Texas Insider Report: AUSTIN, Texas – “The Texas Conservative Coalition Pledge has been around for a couple Sessions, its similar to the Congressional ‘Contract With America’, and now its the ‘2017 Pledge With Texans’ where we’re asking members to sign and support our L.I.F.T. Principles of: Limited Government, Individual Liberties, Free Enterprise & Traditional Values,” said Jason Isaac, vice chair of the Texas Conservative Coalition & State Representative from House Dist. 45. “We’ve broken down ‘The Pledge’ into 6 areas where we want to focus, and we’re going to file legislation,” Isaac tells Insider’s Jim Cardle.
“Governor Abbott said at the end of the last session that it was the most conservative session that we’ve ever had, and we feel like that was due, or attributed to, our leadership in the Senate, our leadership in the House, and the members of the Texas Conservative Coalition.
“To become a member you have to have met a certain threshold score, to meet certain conservative requirements. If you meet them, you’re considered a ‘Conservative Champion’ and we try to travel around the state and celebrate our success and let voters know that they have a truly conservative representative that’s made the grade,” Isaac said.

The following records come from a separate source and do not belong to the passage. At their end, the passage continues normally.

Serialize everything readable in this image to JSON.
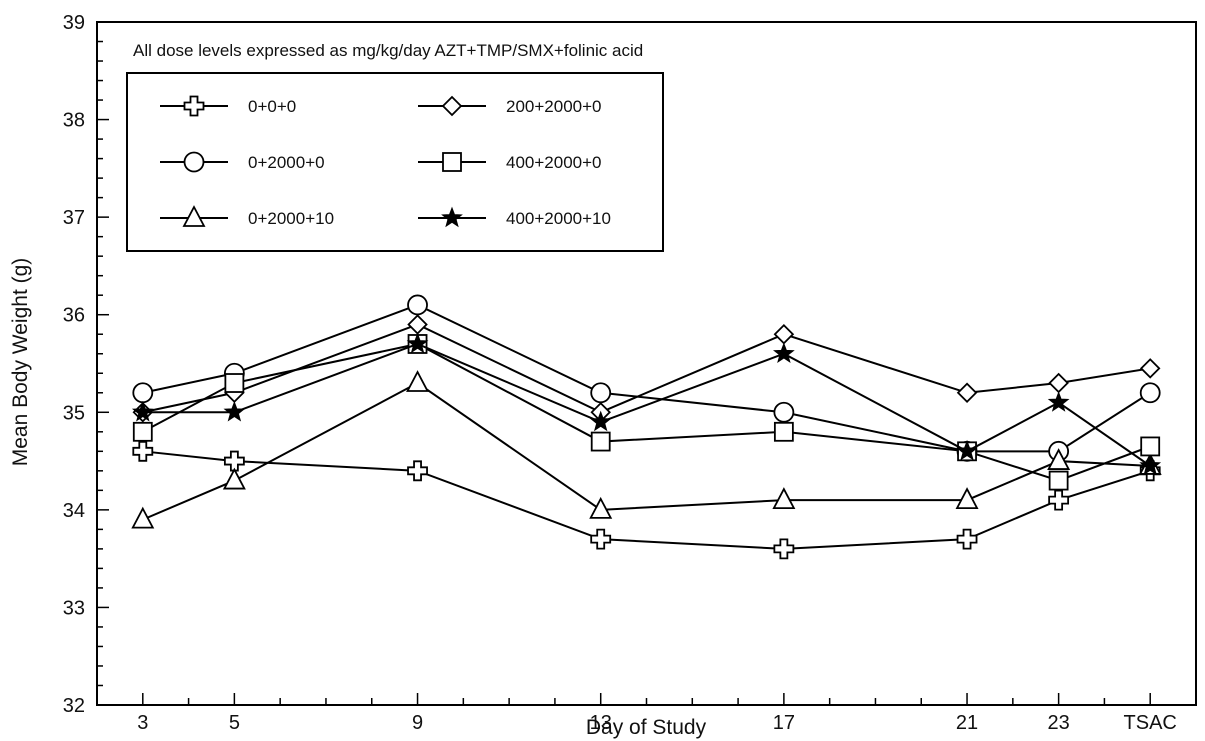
{
  "chart_data": {
    "type": "line",
    "xlabel": "Day of Study",
    "ylabel": "Mean Body Weight (g)",
    "categories": [
      "3",
      "5",
      "9",
      "13",
      "17",
      "21",
      "23",
      "TSAC"
    ],
    "x": [
      3,
      5,
      9,
      13,
      17,
      21,
      23,
      25
    ],
    "ylim": [
      32,
      39
    ],
    "yticks": [
      32,
      33,
      34,
      35,
      36,
      37,
      38,
      39
    ],
    "xlim": [
      2,
      26
    ],
    "note": "All dose levels expressed as mg/kg/day AZT+TMP/SMX+folinic acid",
    "legend_placement": "top-left",
    "grid": false,
    "series": [
      {
        "name": "0+0+0",
        "marker": "cross",
        "values": [
          34.6,
          34.5,
          34.4,
          33.7,
          33.6,
          33.7,
          34.1,
          34.4
        ]
      },
      {
        "name": "0+2000+0",
        "marker": "circle",
        "values": [
          35.2,
          35.4,
          36.1,
          35.2,
          35.0,
          34.6,
          34.6,
          35.2
        ]
      },
      {
        "name": "0+2000+10",
        "marker": "triangle",
        "values": [
          33.9,
          34.3,
          35.3,
          34.0,
          34.1,
          34.1,
          34.5,
          34.45
        ]
      },
      {
        "name": "200+2000+0",
        "marker": "diamond",
        "values": [
          35.0,
          35.2,
          35.9,
          35.0,
          35.8,
          35.2,
          35.3,
          35.45
        ]
      },
      {
        "name": "400+2000+0",
        "marker": "square",
        "values": [
          34.8,
          35.3,
          35.7,
          34.7,
          34.8,
          34.6,
          34.3,
          34.65
        ]
      },
      {
        "name": "400+2000+10",
        "marker": "star",
        "values": [
          35.0,
          35.0,
          35.7,
          34.9,
          35.6,
          34.6,
          35.1,
          34.45
        ]
      }
    ]
  }
}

“The Texas Conservative Coalition is made up of members of the legislature that get together, and work together, to either pass bills or kill bills that we don’t think align with our L.I.F.T. Principles.”
“But now they say that, with the STAAR test, they’re spending 46 days of the school year preparing kids to take the test. That’s a quarter of the school year preparing kids to take the test, when they should be focusing on preparing them for their future.
“So I’m all for empowering what we call ‘independent school districts’, that actually have a diminishing level of independence these days… or, our school board members that are ironically called trustees, but yet we place little trust in them to manage their districts. So we’re working on some reform ideas that will give individual districts the ability to choose a nationally-normed, standardized test that meets our state laws, meaning no Common Core,” said Isaac.
“There are 1,043 school districts in Texas; we need to put the independent back in the independent school districts,” Isaac said.